A slight pullback from current levels is possible, Goldman added.

"It hasn't seemed to be the wise trade, but the risk-reward would suggest it's likely," he said.

New quarter on hold

The market appeared to be taking a breather after the busy buying in the past two days to meet month-end requirements, another trader said.

Thursday's market was mostly just treading water and waiting for Friday and the next week, the trader said. The U.S. Labor Department will report non-farm payroll data on Friday ahead of the long weekend. Monday is a holiday for Independence Day.

"It's like one of those old Westerns where everyone's got their hands next to their guns, but no sudden movements," the trader said. "Nobody's pulling any trigger until they see payrolls tomorrow. Everyone's expecting the numbers to be bad."

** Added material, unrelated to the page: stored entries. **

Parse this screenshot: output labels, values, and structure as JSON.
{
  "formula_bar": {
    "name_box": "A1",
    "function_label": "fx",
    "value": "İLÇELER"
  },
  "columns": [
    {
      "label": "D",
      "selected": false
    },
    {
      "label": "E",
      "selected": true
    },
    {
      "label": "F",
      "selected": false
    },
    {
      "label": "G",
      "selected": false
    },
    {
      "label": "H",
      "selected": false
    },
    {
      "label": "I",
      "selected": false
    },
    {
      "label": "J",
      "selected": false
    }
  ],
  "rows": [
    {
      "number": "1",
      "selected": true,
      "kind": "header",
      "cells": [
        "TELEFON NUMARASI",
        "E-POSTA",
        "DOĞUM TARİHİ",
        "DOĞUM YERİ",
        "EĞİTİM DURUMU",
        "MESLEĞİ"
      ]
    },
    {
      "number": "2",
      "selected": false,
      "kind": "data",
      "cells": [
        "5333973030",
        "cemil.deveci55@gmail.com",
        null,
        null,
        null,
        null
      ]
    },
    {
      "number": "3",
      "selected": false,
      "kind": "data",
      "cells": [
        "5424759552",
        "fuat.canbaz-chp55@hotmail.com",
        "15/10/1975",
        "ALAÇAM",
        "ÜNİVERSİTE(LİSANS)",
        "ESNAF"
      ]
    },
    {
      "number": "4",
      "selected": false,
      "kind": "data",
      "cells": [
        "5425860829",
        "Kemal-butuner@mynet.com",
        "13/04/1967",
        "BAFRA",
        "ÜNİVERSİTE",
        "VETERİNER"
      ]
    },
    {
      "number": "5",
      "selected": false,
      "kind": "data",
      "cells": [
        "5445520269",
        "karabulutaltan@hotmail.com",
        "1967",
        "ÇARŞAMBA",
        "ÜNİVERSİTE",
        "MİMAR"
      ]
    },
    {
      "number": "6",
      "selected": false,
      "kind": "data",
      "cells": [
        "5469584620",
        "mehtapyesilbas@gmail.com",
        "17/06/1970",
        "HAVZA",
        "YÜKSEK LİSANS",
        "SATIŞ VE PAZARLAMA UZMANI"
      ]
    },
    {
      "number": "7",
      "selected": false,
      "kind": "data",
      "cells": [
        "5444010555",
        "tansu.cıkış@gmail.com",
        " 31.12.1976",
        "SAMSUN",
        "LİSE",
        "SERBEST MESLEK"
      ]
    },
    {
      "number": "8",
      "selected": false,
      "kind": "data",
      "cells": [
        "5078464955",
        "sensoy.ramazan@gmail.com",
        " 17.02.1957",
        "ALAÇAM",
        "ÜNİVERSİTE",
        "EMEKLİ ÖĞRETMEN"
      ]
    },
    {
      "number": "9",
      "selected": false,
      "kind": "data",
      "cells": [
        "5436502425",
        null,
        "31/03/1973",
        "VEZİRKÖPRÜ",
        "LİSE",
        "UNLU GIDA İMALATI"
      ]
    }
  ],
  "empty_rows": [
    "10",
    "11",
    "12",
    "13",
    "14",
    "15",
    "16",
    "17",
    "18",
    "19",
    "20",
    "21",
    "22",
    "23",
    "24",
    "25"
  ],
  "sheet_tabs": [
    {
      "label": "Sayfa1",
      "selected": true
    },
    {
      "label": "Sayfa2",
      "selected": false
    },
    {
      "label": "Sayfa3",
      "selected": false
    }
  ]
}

But even reaction to payrolls on Friday could be muted because of the holiday, the trader said.

"It might move a little, but the real market's only going to start after next Tuesday," the trader said.

Spillover benefits

In the meantime, agencies continue to enjoy being the higher-yield close cousin of Treasuries, the trader said.

"There's a bit of bidding due to the rally in Treasuries," the trader said. "I think many of the domestic accounts are looking at Treasuries and thinking, those yields don't look that good anymore. On the other hand, agencies three years and in offer a little bit more yield but for most purposes they're just as safe as Treasuries. People who can are more likely to buy front-end agencies over Treasuries."

The longer-end of the agency yield curve has not benefited as much, but the investors are slowly but surely extending out to longer maturities as the front end offers less value, the trader said.

"We're seeing some interest in sevens now," the trader said.